Mepa News için Kübra Doğrusözlü tarafından tercüme edilmiştir.
Fransız casus dizisi Le Bureau des Légendes'in son sezonunda, Sina'da büyük bir kabile olan Tarabinlerin şeyhine DGSE (Dış Güvenlik Genel Müdürlüğü, Fransa'nın dış istihbarat teşkilâtı) tarafından ulaşılıyor. Şeyh, İslamcılar hakkında bilgi sızdırma karşılığında Fransız gizli servisi ile işbirliği yapmayı kabul ediyor ve kabilesinin genç erkeklerine askeri destek ve istihdam talep ediyor. Şeyh, uyuşturucu, ihmal, işsizlik ve İslamcılığı Sina gençliğinin başına bela hastalıklar olarak nitelendiriyor. İş dışında IŞİD ile işbirliği yapan ve sonunda Kahire’de bir otele terör saldırısı düzenleyen şeyhin oğlu da bu hastalıkların dışında kalmıyor.

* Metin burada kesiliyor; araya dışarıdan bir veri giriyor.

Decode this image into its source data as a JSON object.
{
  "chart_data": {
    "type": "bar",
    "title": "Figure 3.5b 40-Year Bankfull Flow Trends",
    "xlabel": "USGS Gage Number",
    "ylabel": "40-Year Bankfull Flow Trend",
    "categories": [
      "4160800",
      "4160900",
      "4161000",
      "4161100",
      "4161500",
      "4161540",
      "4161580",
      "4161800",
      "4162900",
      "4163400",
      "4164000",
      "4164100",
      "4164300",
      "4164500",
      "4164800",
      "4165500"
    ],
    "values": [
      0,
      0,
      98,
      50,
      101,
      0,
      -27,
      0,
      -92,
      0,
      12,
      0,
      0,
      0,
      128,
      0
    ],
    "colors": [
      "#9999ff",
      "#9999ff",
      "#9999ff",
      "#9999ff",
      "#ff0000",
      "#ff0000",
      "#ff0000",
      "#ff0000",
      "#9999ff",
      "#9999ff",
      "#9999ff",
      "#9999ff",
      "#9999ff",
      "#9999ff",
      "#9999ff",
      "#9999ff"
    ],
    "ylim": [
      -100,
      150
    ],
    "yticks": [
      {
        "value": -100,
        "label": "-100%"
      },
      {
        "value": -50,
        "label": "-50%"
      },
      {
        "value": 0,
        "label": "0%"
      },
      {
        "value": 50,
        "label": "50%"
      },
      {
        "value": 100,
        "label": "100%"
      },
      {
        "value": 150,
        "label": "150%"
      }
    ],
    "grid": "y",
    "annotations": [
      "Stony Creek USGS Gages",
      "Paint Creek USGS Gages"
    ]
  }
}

Bu bölüm yarımadada neyin tehlikede olduğunu özetler cinsten: Ne olduğu belli olmayan aşiretlerin hileleri, İslamcılığa çekilen gençler, istihbarat servislerinin entrikaları…
Geçiş noktası ve tampon bölge olan Afrika ve Asya'nın kesiştiği noktada, bu stratejik bölgenin yasaları, bölgeyi yöneten çeşitli güçlerin izlerini -Osmanlı İmparatorluğu, Anglo-Mısır yönetimi – ve İsrail işgalinin, 1982'de Mısır'a geri dönüşün izlerini hala taşıyor.
Çoğunlukla bölge halklarının zihninde bölgenin imajını oluşturan 'İsrail işgali' dönemiydi. Sina, anavatanın kurtarılan bir bölümü olarak, ‘Siyonist istilacı’ya karşı bir sur olarak algılanıyordu. Fakat çelişkili olarak, bu direniş ve yoksulluk bölgesi, merkezi güç yapısı tarafından ihmal edilmektedir. Kahire Sina'yı "çağdışı bedevilerin ülkesi" olarak görüyordu, isyancılar her zaman yabancılarla birlik olmaya hazır ve ülkenin birliğini zayıflatan bir “beşinci kol” olarak hareket ediyordu. Bedevilere gelince, Mısır Devleti'ni işgalci bir devlet olarak tanımlıyorlardı.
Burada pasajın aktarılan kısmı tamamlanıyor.